A Fish Stew For Spring Cleaning

As March leaves, spring cleaning, longer days, and daffodils arrive to welcome the new season.

by Karin Duncker • More.com Member { View Profile }

When I was a kid, the beginning of spring meant several things. For one, the days were getting longer so streetlights came on later. To any kid living under the “you can stay out and play until the street lights come on” rule, this meant we all got a little longer to revel in a heated game of ringolevio. Spring also meant asparagus would venture onto my plate alongside a lamb shoulder chop, a meal I still have to welcome the vernal equinox today. All other signs of spring, like chocolate bunnies, new Sunday shoes and daffodils were welcomed with equal enthusiasm and glee. All but one. Spring cleaning.

You're nodding right now, aren’t you? You too know that time of year when mothers everywhere, who were taught by their mothers, who I’m certain were taught by their mothers, were convinced that the spring couldn’t, well, spring until everything was cleaned to within an inch of its life. And when I say everything I mean EVERYTHING. Things you would never think needed cleaning, that no one would eversee (apart from a spider or two) were dusted, swept, spritzed and scrubbed until sparkling. Hutches happily living undisturbed suddenly moved away from cozy corners so dust that truly belonged behind could be eradicated. Backs of sofas never meant to see daylight were vacuumed and moved back to where no one would see them again. Every knic and knac washed clean, along with every square inch of window and floor. And if you were an able-bodied kid with any time on your hands (or just within mother-sightlines), you were sucked into the spring-cleaning vortex.

I’d try to get out of the chores assigned, but no whining, cajoling or feigning infirmity ever worked. Any clever attempts at explaining the logic that no one would ever know if the back of that dresser was clean were met with the all-final “I’LL know." Case closed. My only consolation was knowing that when I was finally out on my own and the vernal equinox rolled around, there was no way I was going to do this nonsense. And I didn’t…well, after a year or two of trying not to.
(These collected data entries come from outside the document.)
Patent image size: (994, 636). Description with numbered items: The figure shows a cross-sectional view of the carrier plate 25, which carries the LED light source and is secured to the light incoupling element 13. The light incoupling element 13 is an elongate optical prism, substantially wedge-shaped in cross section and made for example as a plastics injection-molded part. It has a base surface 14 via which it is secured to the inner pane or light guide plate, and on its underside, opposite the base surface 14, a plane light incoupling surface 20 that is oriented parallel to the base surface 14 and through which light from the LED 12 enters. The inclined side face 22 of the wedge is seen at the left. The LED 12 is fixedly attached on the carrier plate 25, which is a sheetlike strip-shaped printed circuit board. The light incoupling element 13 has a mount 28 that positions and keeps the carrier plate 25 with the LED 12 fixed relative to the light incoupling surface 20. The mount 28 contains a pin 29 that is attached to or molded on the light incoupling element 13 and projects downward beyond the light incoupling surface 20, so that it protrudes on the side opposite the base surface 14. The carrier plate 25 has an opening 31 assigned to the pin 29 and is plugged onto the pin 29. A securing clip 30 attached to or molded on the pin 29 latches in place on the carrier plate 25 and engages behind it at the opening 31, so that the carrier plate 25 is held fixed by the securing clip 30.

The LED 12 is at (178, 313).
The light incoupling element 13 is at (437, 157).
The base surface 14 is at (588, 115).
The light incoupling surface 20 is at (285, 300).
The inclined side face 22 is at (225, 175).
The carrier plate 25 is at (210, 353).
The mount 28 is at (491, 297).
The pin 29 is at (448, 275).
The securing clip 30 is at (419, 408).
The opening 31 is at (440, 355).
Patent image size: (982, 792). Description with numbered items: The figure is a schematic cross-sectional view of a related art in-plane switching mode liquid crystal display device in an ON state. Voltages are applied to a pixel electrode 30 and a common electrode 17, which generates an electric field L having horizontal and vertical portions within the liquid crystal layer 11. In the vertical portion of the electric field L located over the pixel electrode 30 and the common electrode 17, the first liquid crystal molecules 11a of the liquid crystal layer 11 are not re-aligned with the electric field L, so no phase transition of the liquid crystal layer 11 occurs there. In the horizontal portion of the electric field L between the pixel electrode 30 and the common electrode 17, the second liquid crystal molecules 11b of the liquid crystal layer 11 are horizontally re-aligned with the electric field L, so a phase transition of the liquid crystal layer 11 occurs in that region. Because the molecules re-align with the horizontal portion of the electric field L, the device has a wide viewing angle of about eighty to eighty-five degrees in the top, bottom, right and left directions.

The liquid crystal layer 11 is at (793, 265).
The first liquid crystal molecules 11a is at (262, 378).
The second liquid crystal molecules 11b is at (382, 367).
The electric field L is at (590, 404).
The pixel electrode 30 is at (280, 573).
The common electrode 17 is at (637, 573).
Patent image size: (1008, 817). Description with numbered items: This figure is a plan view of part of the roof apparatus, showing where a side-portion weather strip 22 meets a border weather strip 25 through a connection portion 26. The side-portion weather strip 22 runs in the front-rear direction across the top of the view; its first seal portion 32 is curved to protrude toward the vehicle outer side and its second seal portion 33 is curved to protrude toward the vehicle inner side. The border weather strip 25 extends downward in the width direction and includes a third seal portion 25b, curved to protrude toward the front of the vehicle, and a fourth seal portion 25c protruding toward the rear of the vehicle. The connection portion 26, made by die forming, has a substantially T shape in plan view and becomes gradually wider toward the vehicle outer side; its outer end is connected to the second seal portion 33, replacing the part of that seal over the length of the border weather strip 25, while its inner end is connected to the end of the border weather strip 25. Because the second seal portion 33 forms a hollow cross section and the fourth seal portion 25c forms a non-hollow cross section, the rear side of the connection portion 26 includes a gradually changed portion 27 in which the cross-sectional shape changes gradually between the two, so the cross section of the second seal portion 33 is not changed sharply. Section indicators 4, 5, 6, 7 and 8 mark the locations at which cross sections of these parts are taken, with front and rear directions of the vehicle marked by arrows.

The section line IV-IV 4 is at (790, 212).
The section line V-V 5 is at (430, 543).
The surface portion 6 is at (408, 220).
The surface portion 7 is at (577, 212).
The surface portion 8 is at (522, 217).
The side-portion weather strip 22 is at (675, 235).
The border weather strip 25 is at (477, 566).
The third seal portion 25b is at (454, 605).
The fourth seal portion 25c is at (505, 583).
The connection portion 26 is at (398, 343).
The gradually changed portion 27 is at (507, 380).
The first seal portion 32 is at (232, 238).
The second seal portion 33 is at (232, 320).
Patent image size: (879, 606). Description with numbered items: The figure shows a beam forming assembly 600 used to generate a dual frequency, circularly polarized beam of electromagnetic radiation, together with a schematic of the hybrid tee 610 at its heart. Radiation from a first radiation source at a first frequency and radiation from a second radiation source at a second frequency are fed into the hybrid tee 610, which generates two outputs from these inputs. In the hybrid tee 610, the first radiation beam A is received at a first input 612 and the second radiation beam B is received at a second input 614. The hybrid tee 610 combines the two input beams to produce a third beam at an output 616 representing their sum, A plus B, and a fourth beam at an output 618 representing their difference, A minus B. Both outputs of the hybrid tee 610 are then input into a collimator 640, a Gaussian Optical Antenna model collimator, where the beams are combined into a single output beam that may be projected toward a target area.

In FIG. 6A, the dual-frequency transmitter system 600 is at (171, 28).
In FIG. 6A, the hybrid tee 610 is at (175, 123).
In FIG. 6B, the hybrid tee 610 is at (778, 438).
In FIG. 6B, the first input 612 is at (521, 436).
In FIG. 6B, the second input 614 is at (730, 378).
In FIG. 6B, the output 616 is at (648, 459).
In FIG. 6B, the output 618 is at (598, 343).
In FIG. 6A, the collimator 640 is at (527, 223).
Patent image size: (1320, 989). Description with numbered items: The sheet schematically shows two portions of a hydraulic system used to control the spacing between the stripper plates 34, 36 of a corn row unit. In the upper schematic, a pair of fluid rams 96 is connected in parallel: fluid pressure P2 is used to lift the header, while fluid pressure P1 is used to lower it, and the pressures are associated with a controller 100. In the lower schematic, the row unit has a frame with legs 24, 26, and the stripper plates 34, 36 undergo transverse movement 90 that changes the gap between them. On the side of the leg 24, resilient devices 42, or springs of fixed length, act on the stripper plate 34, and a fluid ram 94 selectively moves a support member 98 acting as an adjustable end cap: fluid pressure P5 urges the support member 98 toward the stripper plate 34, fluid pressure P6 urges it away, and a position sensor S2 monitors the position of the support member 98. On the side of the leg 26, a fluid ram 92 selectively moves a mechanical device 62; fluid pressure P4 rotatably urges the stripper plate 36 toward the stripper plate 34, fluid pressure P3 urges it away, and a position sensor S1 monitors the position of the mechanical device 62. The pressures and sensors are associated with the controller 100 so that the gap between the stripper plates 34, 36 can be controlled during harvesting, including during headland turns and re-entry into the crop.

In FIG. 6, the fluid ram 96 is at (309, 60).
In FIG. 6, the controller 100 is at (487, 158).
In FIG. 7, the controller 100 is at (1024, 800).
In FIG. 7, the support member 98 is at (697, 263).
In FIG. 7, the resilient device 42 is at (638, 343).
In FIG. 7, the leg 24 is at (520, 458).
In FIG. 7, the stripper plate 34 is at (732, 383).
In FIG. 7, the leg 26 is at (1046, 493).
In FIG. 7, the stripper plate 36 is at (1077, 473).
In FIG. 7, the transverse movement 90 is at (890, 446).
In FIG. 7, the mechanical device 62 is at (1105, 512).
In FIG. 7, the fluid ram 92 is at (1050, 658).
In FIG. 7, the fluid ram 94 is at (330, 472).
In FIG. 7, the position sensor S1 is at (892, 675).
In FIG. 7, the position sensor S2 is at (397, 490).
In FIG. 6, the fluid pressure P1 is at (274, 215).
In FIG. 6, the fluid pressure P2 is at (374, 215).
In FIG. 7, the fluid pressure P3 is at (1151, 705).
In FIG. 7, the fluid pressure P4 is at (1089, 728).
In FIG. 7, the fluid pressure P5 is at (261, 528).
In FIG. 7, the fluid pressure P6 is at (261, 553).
These days when the calendar hits that third week of March, I buy bunches of daffodils and asparagus. Then I whisper a little “you’re welcome” behind my sofa to the spiders. They’ll earn their springtime reprieve by munching mosquitoes in a few months.

One of the annual signs of spring happens in my freezer. More a winter purge than a spring thaw, I peruse the collection of dishes played with over a long winter in search of new combinations that will move them from freezer to plate. That’s exactly how this week’s recipe sprang forth from my freezer’s dormant yet fertile ground. The remaining stewed tomatoes made for New Year’s Day met two wild albacore filets and became Spring Cleaning Fish Stew. It’s a little like cioppino, a bit like puttanesca but with a sauce more brothy and lighter. Which is perfect for the warmer yet not quite balmy weather of the first week of spring.

Spring Cleaning Fish Stew

Serves 4

I served this over a simple polenta, but it would be great over pasta or by itself in a bowl with some crusty bread too.

3 cups stewed tomatoes (you could use my recipe, or your favorite canned variety)

1/3 cup pitted kalamata olives, roughly chopped

2 6oz. tuna filets, or any other flakey fish (swordfish or cod would work well), about ½ - ¾ inches thick

1 tsp finely chopped rosemary

1 TBSP drained capers

1 TBSP white balsamic vinegar or white champagne vinegar

1 TBSP lemon juice, plus extra for squeezing on top

Pinch of red pepper flakes

Salt and pepper

Add everything but the fish into a large saucepan and bring to a boil. Season the fish generously on both sides with salt and pepper. Nestle the filets into the sauce, making sure to spoon some over the tops of the filets. Reduce sauce to a simmer, cover and cook for 5 minutes. Turn the fish over and cook another 5 minutes or until the fish just begins to flake. Turn off heat.